Kasus Kotey, tidak seperti kasus El Sheikh, tidak dibawa ke pengadilan. Sebaliknya, dia mengaku bersalah atas delapan tuduhan yang berkaitan dengan penculikan, penyiksaan dan pemenggalan sandera ISIS di Suriah, dan setuju untuk bertemu dengan keluarga korban sebagai bagian dari kesepakatan. Dian diterima. Di ruangan kecil itu saat dia menatapnya, dia merasa lebih “rata”, dengan pria yang dihukum karena membantu membunuh putranya, kata Diane. “Dia masih agak menakutkan bagi saya, tapi tentu saja, karena saya tahu saya aman, dan dia tidak bisa menyakiti saya lagi, saya punya kekuatan,” katanya.

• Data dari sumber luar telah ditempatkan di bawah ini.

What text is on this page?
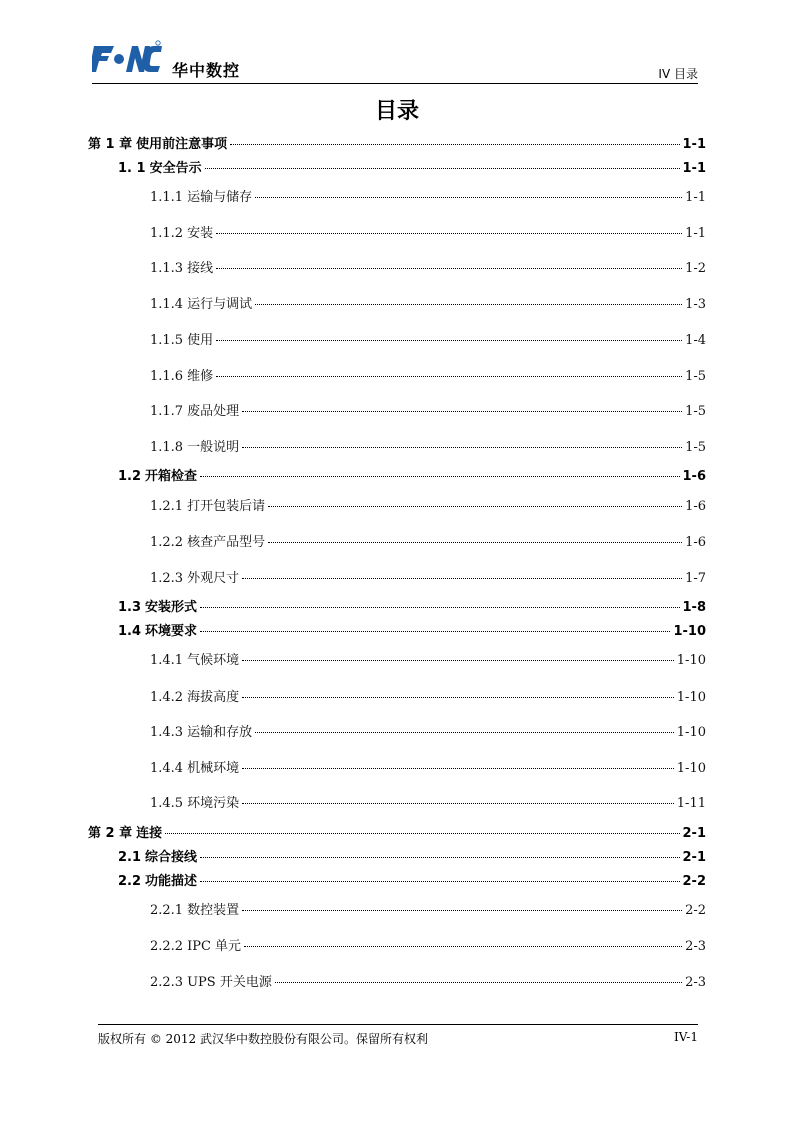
华中数控	IV 目录
目录
第 1 章 使用前注意事项	1-1
1. 1 安全告示	1-1
1.1.1 运输与储存	1-1
1.1.2 安装	1-1
1.1.3 接线	1-2
1.1.4 运行与调试	1-3
1.1.5 使用	1-4
1.1.6 维修	1-5
1.1.7 废品处理	1-5
1.1.8 一般说明	1-5
1.2 开箱检查	1-6
1.2.1 打开包装后请	1-6
1.2.2 核查产品型号	1-6
1.2.3 外观尺寸	1-7
1.3 安装形式	1-8
1.4 环境要求	1-10
1.4.1 气候环境	1-10
1.4.2 海拔高度	1-10
1.4.3 运输和存放	1-10
1.4.4 机械环境	1-10
1.4.5 环境污染	1-11
第 2 章 连接	2-1
2.1 综合接线	2-1
2.2 功能描述	2-2
2.2.1 数控装置	2-2
2.2.2 IPC 单元	2-3
2.2.3 UPS 开关电源	2-3
版权所有 © 2012 武汉华中数控股份有限公司。保留所有权利	IV-1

“Dia sudah melakukan yang terburuk dan mengambil kekasihku.” Selama empat jam mereka bersama, katanya, dia datang untuk mengasihani teroris yang sekarang menghadapi menghabiskan hidupnya di penjara. “Saya ingin Kotey dihadapkan dengan kengerian atas apa yang dia lakukan,” katanya, bercerita tentang pria yang dia bunuh, anak tertua dari lima anaknya. “Agar dia memahami kebaikan yang dia hancurkan dan mengapa orang-orang seperti James ada di Suriah. Itu karena mereka peduli dan ingin melaporkan kebenaran kepada dunia. Kotey mendengarkan dengan tenang dan kemudian juga berbicara tentang keluarganya sendiri.

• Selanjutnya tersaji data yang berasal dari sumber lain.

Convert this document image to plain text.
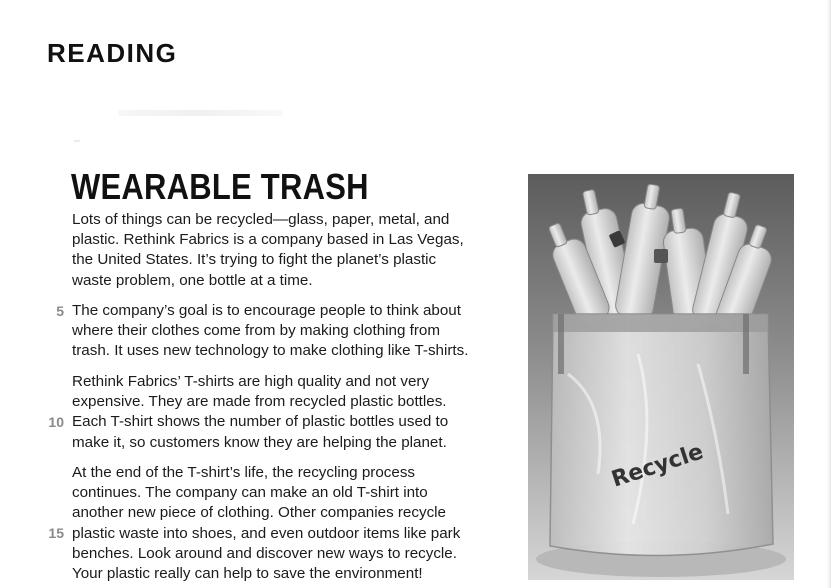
READING
WEARABLE TRASH

Lots of things can be recycled—glass, paper, metal, and
plastic. Rethink Fabrics is a company based in Las Vegas,
the United States. It’s trying to fight the planet’s plastic
waste problem, one bottle at a time.

The company’s goal is to encourage people to think about
where their clothes come from by making clothing from
trash. It uses new technology to make clothing like T-shirts.

Rethink Fabrics’ T-shirts are high quality and not very
expensive. They are made from recycled plastic bottles.
Each T-shirt shows the number of plastic bottles used to
make it, so customers know they are helping the planet.

At the end of the T-shirt’s life, the recycling process
continues. The company can make an old T-shirt into
another new piece of clothing. Other companies recycle
plastic waste into shoes, and even outdoor items like park
benches. Look around and discover new ways to recycle.
Your plastic really can help to save the environment!

5
10
15
Recycle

“Dia mengatakan telah berdoa kepada Tuhannya untuk pengampunan. Dia membagikan foto keluarganya, dia memiliki beberapa anak kecil yang mungkin tidak akan pernah dia lihat lagi. Itu membuat saya menyadari betapa dia tersesat dengan mengikuti kebencian dan propaganda. Itu membuatku kasihan dia.” Tapi dia tidak pernah memberi tahu Diane di mana mayat para sandera yang dia dan konspiratornya dibunuh dimakamkan. Bahkan sampai hari ini, mereka tidak pernah ditemukan. “Dan dia tidak pernah meminta maaf. Dia muram dan menghormati saya dan berbicara tentang penyesalan”, tetapi tidak pernah meminta maaf, katanya.

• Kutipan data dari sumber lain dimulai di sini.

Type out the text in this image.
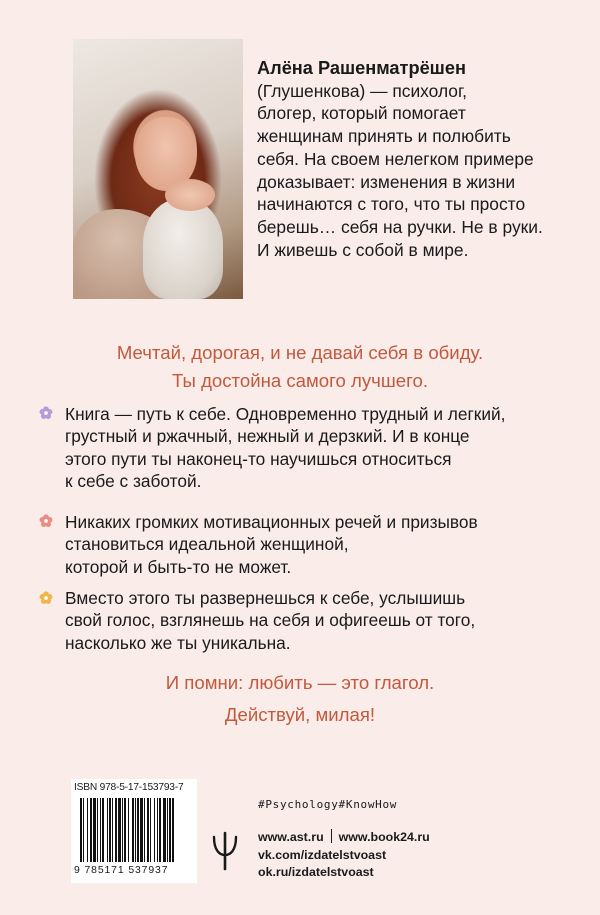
Алёна Рашенматрёшен
(Глушенкова) — психолог,
блогер, который помогает
женщинам принять и полюбить
себя. На своем нелегком примере
доказывает: изменения в жизни
начинаются с того, что ты просто
берешь… себя на ручки. Не в руки.
И живешь с собой в мире.
Мечтай, дорогая, и не давай себя в обиду.
Ты достойна самого лучшего.
Книга — путь к себе. Одновременно трудный и легкий,
грустный и ржачный, нежный и дерзкий. И в конце
этого пути ты наконец-то научишься относиться
к себе с заботой.
Никаких громких мотивационных речей и призывов
становиться идеальной женщиной,
которой и быть-то не может.
Вместо этого ты развернешься к себе, услышишь
свой голос, взглянешь на себя и офигеешь от того,
насколько же ты уникальна.
И помни: любить — это глагол.
Действуй, милая!
ISBN 978-5-17-153793-7
9 785171 537937
#Psychology#KnowHow
www.ast.ru www.book24.ru
vk.com/izdatelstvoast
ok.ru/izdatelstvoast
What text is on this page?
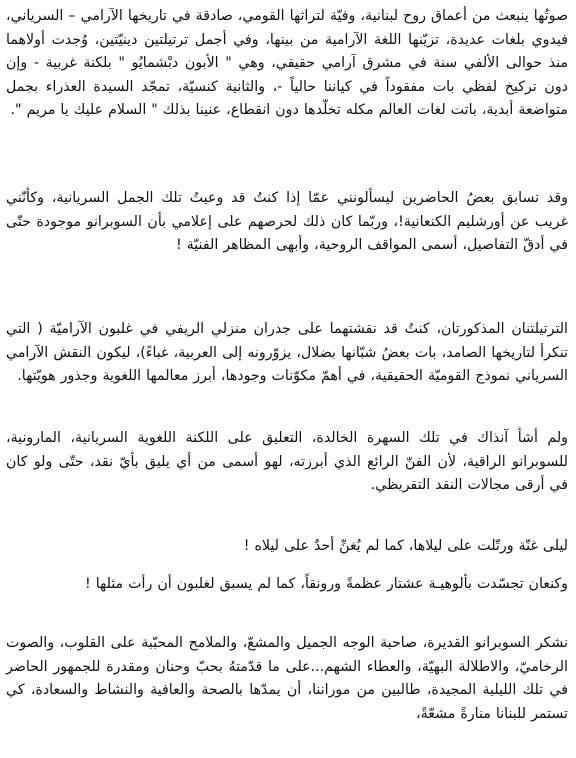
صوتُها ينبعث من أعماق روح لبنانية، وفيّة لتراثها القومي، صادقة في تاريخها الآرامي – السرياني، فيدوي بلغات عديدة، تزيّنها اللغة الآرامية من بينها، وفي أجمل ترتيلتين دينيّتين، وُجدت أولاهما منذ حوالى الألفي سنة في مشرق آرامي حقيقي، وهي " الأبون دبْشمايُو " بلكنة غربية - وإن دون تركيخ لفظي بات مفقوداً في كياننا حالياً -، والثانية كنسيّة، تمجّد السيدة العذراء بجمل متواضعة أبدية، باتت لغات العالم مكله تخلّدها دون انقطاع، عنينا بذلك " السلام عليك يا مريم ".

وقد تسابق بعضُ الحاضرين ليسألونني عمّا إذا كنتُ قد وعيتُ تلك الجمل السريانية، وكأنّني غريب عن أورشليم الكنعانية!، وربّما كان ذلك لحرصهم على إعلامي بأن السوبرانو موجودة حتّى في أدقّ التفاصيل، أسمى المواقف الروحية، وأبهى المظاهر الفنيّة !

الترتيلتنان المذكورتان، كنتُ قد نقشتهما على جدران منزلي الريفي في غلبون الآراميّة ( التي تنكرأ لتاريخها الصامد، بات بعضُ شبّانها بضلال، يزوّرونه إلى العربية، غباءً)، ليكون النقش الآرامي السرياني نموذج القوميّة الحقيقية، في أهمّ مكوّنات وجودها، أبرز معالمها اللغوية وجذور هويّتها.

ولم أشأ آنذاك في تلك السهرة الخالدة، التعليق على اللكنة اللغوية السريانية، المارونية، للسوبرانو الراقية، لأن الفنّ الرائع الذي أبرزته، لهو أسمى من أي يليق بأيّ نقد، حتّى ولو كان في أرقى مجالات النقد التقريظي.

ليلى غنّة ورتّلت على ليلاها، كما لم يُغنِّ أحدٌ على ليلاه !

وكنعان تجسّدت بألوهيـة عشتار عظمةً ورونقاً، كما لم يسبق لغلبون أن رأت مثلها !

نشكر السوبرانو القديرة، صاحبة الوجه الجميل والمشعّ، والملامح المحبّبة على القلوب، والصوت الرخاميّ، والاطلالة البهيّة، والعطاء الشهم...على ما قدّمتهُ بحبّ وحنان ومقدرة للجمهور الحاضر في تلك الليلية المجيدة، طالبين من موراننا، أن يمدّها بالصحة والعافية والنشاط والسعادة، كي تستمر للبنانا منارةً مشعّةً،
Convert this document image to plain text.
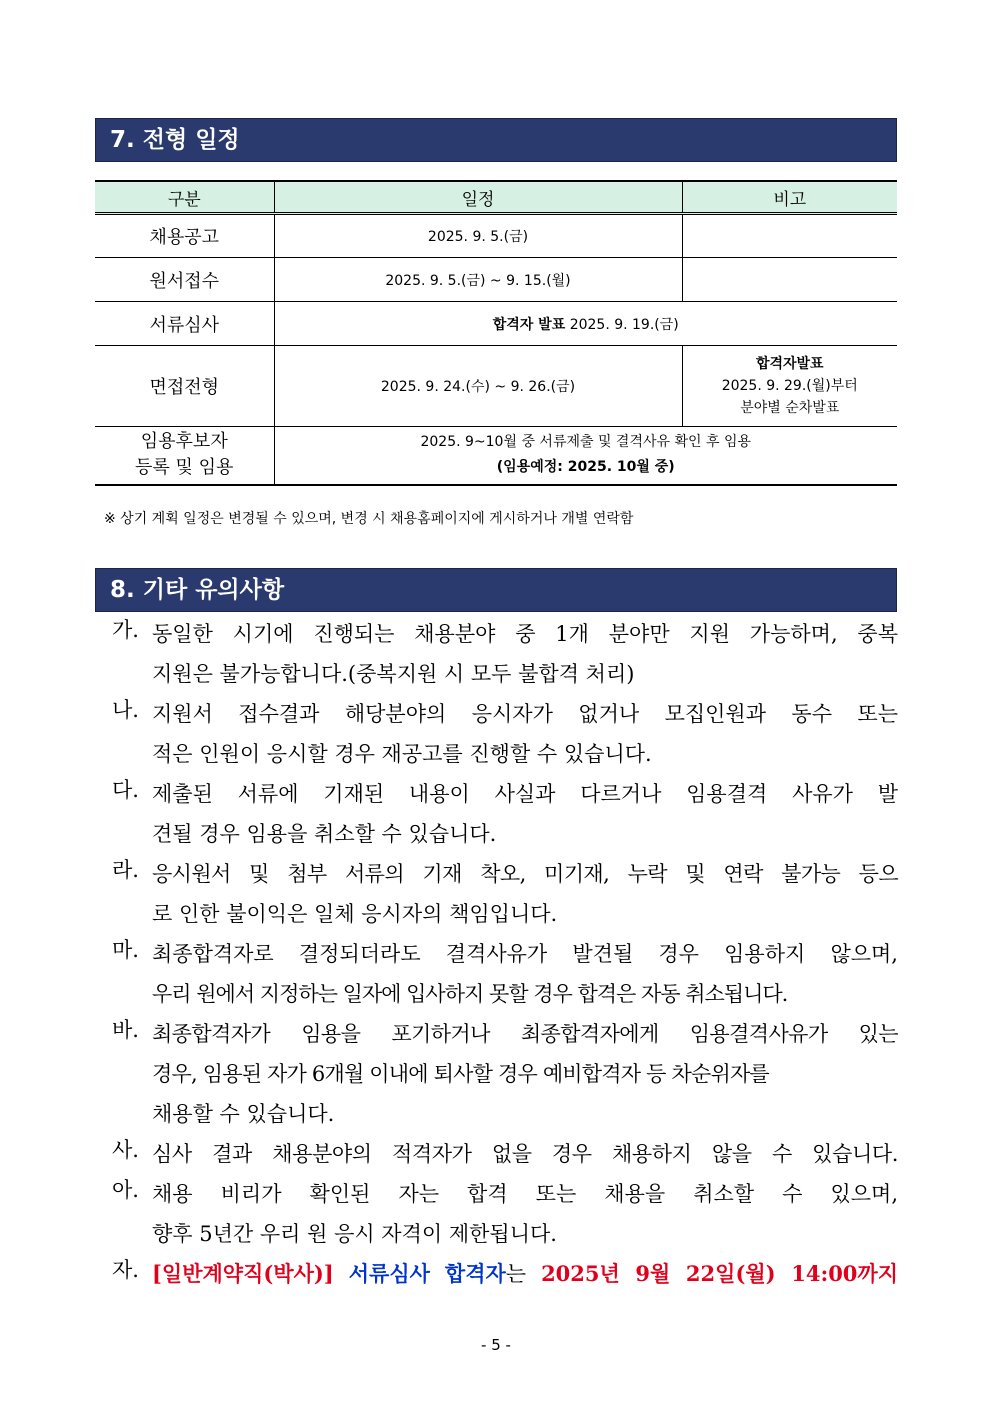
7. 전형 일정
구분	일정	비고
채용공고	2025. 9. 5.(금)	
원서접수	2025. 9. 5.(금) ~ 9. 15.(월)	
서류심사	합격자 발표 2025. 9. 19.(금)	
면접전형	2025. 9. 24.(수) ~ 9. 26.(금)	합격자발표
2025. 9. 29.(월)부터
분야별 순차발표

임용후보자
등록 및 임용	2025. 9~10월 중 서류제출 및 결격사유 확인 후 임용
(임용예정: 2025. 10월 중)	
※ 상기 계획 일정은 변경될 수 있으며, 변경 시 채용홈페이지에 게시하거나 개별 연락함
8. 기타 유의사항
가. 동일한 시기에 진행되는 채용분야 중 1개 분야만 지원 가능하며, 중복
지원은 불가능합니다.(중복지원 시 모두 불합격 처리)
나. 지원서 접수결과 해당분야의 응시자가 없거나 모집인원과 동수 또는
적은 인원이 응시할 경우 재공고를 진행할 수 있습니다.
다. 제출된 서류에 기재된 내용이 사실과 다르거나 임용결격 사유가 발
견될 경우 임용을 취소할 수 있습니다.
라. 응시원서 및 첨부 서류의 기재 착오, 미기재, 누락 및 연락 불가능 등으
로 인한 불이익은 일체 응시자의 책임입니다.
마. 최종합격자로 결정되더라도 결격사유가 발견될 경우 임용하지 않으며,
우리 원에서 지정하는 일자에 입사하지 못할 경우 합격은 자동 취소됩니다.
바. 최종합격자가 임용을 포기하거나 최종합격자에게 임용결격사유가 있는
경우, 임용된 자가 6개월 이내에 퇴사할 경우 예비합격자 등 차순위자를
채용할 수 있습니다.
사. 심사 결과 채용분야의 적격자가 없을 경우 채용하지 않을 수 있습니다.
아. 채용 비리가 확인된 자는 합격 또는 채용을 취소할 수 있으며,
향후 5년간 우리 원 응시 자격이 제한됩니다.
자. [일반계약직(박사)] 서류심사 합격자는 2025년 9월 22일(월) 14:00까지
- 5 -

Ketika dia berbalik untuk pergi untuk terakhir kalinya, dia membuat komentar perpisahan. “Saya berkata kepadanya bahwa saya berharap suatu saat kita berdua bisa saling memaafkan,” kenangnya. Dia ingat dia menatapnya bingung dan berkata: “Aku tidak perlu memaafkanmu untuk apa pun.” Permohonannya, jelasnya, didasarkan pada iman Katoliknya – fondasi kekuatannya dan apa yang membuatnya bertahan. “Aku tahu dia tidak harus memaafkanku apa pun, tapi pada saat itu aku tidak tahu.” Dia berhenti, mencari kata-kata. “Saya hanya merasa, sebagai manusia, tidak ada dari kita yang sempurna. Kita semua melakukan hal-hal yang kita sesali.”

Baca Juga:
Mahasiswa UI Dibunuh Kakak Tingkat dengan 10 Tusukan di Dada

“Jika saya membenci mereka, mereka menang. Mereka akan terus menahan saya karena saya tidak mau berbeda dengan orang yang saya cintai. Kita harus berdoa untuk keberanian untuk menjadi sebaliknya.” “Ini adalah perjalanan yang sulit menuju pengampunan, dan itu bukan kesepakatan yang dilakukan tetapi itulah yang saya cita-citakan.” Dalam tiga minggu setelah pembunuhan James, Diane mendirikan sesuatu yang, katanya, sekarang memberikan tujuan hidupnya: Yayasan Warisan James W Foley. Ini menganjurkan agar pemerintah berbuat lebih banyak untuk membantu orang Amerika yang disandera di luar negeri.

Pekerjaannya telah membuatnya menjadi kekuatan politik keluarga sandera lainnya menggambarkan Diane sebagai “tak terbendung”. “Pemerintah harus mendukung warga kita ketika mereka bepergian ke luar negeri,” katanya. “Mereka harus cerdas dan memiliki banyak alat untuk digunakan: sanksi, bantuan kemanusiaan, vaksin atau visa, apa pun untuk membuka saluran kemanusiaan sehingga kita dapat menghentikan kengerian penyanderaan internasional.” Tapi untuk semua itu, penderitaannya tidak berhenti untuknya atau keluarganya, akunya.

“Sangat berat bagi saudara laki-laki dan perempuan Jim, dan suami saya. Kami mungkin akan selamanya membayar semua yang telah kami lalui. Kami semua keluarga memiliki banyak stres pasca-trauma.” Anggota keluarga korban lainnya mengatakan mereka tidak akan mengambil pendekatan Diane. “Saya tidak akan pernah memaafkan mereka dan saya telah berdamai dengan itu,” Bethany Haines, putri David, mengatakan kepada BBC pada April saat El Sheikh diadili di pengadilan. Sebagai bagian dari syarat ekstradisi mereka dari otoritas Inggris, baik Kotey maupun Elsheikh tidak akan menghadapi hukuman mati. “Saya senang tentang itu,” kata Diane. “Mereka memiliki sisa hidup mereka untuk memikirkan apa yang telah mereka lakukan. “Mereka telah kehilangan kebebasan, kewarganegaraan, keluarga. Kebencian mereka tidak menang.”